I suppose post#5 is very similar. But I wanted to emphasize a bit (like mentioned in post#4) that adding any finite number of elements wouldn't change the cardinality of (0,1) because we could create more backward chains like the one mentioned above. But we would have to be careful that the backward chains remain completely separate from each other.

In fact, of course adding a countable infinity of elements wouldn't change the cardinality of (0,1) either (create a countable infinity of separate backward chains). For example adding a set A to (0,1) ... where A={1,2,3,4,5,...}.

==========

I was thinking, how about bijection between (0,1) and (0,∞). If we assuming a well-ordering of [0,1] (and hence also (0,1) ) is possible, then it is fairly easy to see a bijection.

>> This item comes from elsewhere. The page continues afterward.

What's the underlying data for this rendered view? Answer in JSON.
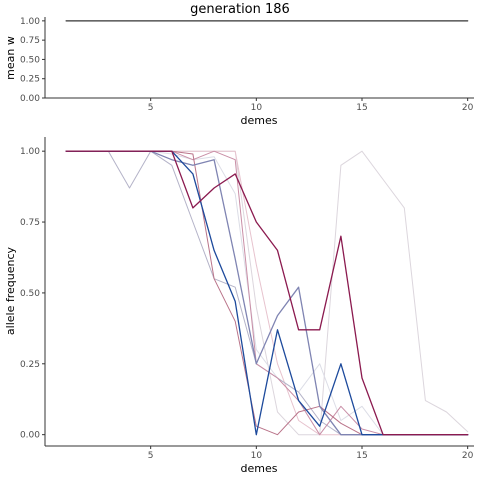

If not, probably something like this should work I think:
create correspondence between (0,1/2] and (0,1]
creater correspondence between (1/2,3/4] and (1,2]
and so on shrinking the intervals further and further.

Though I am guessing this kind of construction would be routine for those familiar with solving problems of this kind.

 

[mfb]

I suppose post#5 is very similar. But I wanted to emphasize a bit (like mentioned in post#4) that adding any finite number of elements wouldn't change the cardinality of (0,1) because we could create more backward chains like the one mentioned above. But we would have to be careful that the backward chains remain completely separate from each other.

You can use the same chain for every countable number of elements. OP had an example for 2 elements.
This is related to Hilbert's hotel.

 

[FactChecker]

That's a clever bijection, but I think there are simpler, more routine, ways. For instance, you could use the bijection f(x) = x/2+1/4 of [0,1] to [1/4, 3/4] ⊂ (0,1) to prove that the cardinality of [0,1] ≤ cardinality of (0,1) and clearly (0,1) ⊂ [0,1] so cardinality of (0,1) ≤ cardinality of [0,1]. Concluding that the cardinalities are equal. It's not as clever, but I think it gets the job done.

 

[SSequence]

You can use the same chain for every countable number of elements. OP had an example for 2 elements.
This is related to Hilbert's hotel.

I guess there would be pretty clever ways to write this kind of bijection so I didn't discount any other method in my wording (but I tried to keep it brief).

But specifically looking at OP's construction, I suppose it is just a little difference in meaning of chain? I plugged in some values from the function in OP. Here is how it goes:
f(0) = 1/2
f(1/2) = 1/4
f(1/4) = 1/6
f(1/6) = 1/8
and so on...

The way I was considering it, I was counting that as a chain. And then for second element plugging the values:
f(1) = 1/3
f(1/3) = 1/5
f(1/5) = 1/7
f(1/7) = 1/9
and so on...

The way I was using the word "chain", I was considering these as two separate chains. I suppose you were referring to chain roughly in the sense of set of values that had to be altered (or something similar).

Really doesn't matter much though I guess.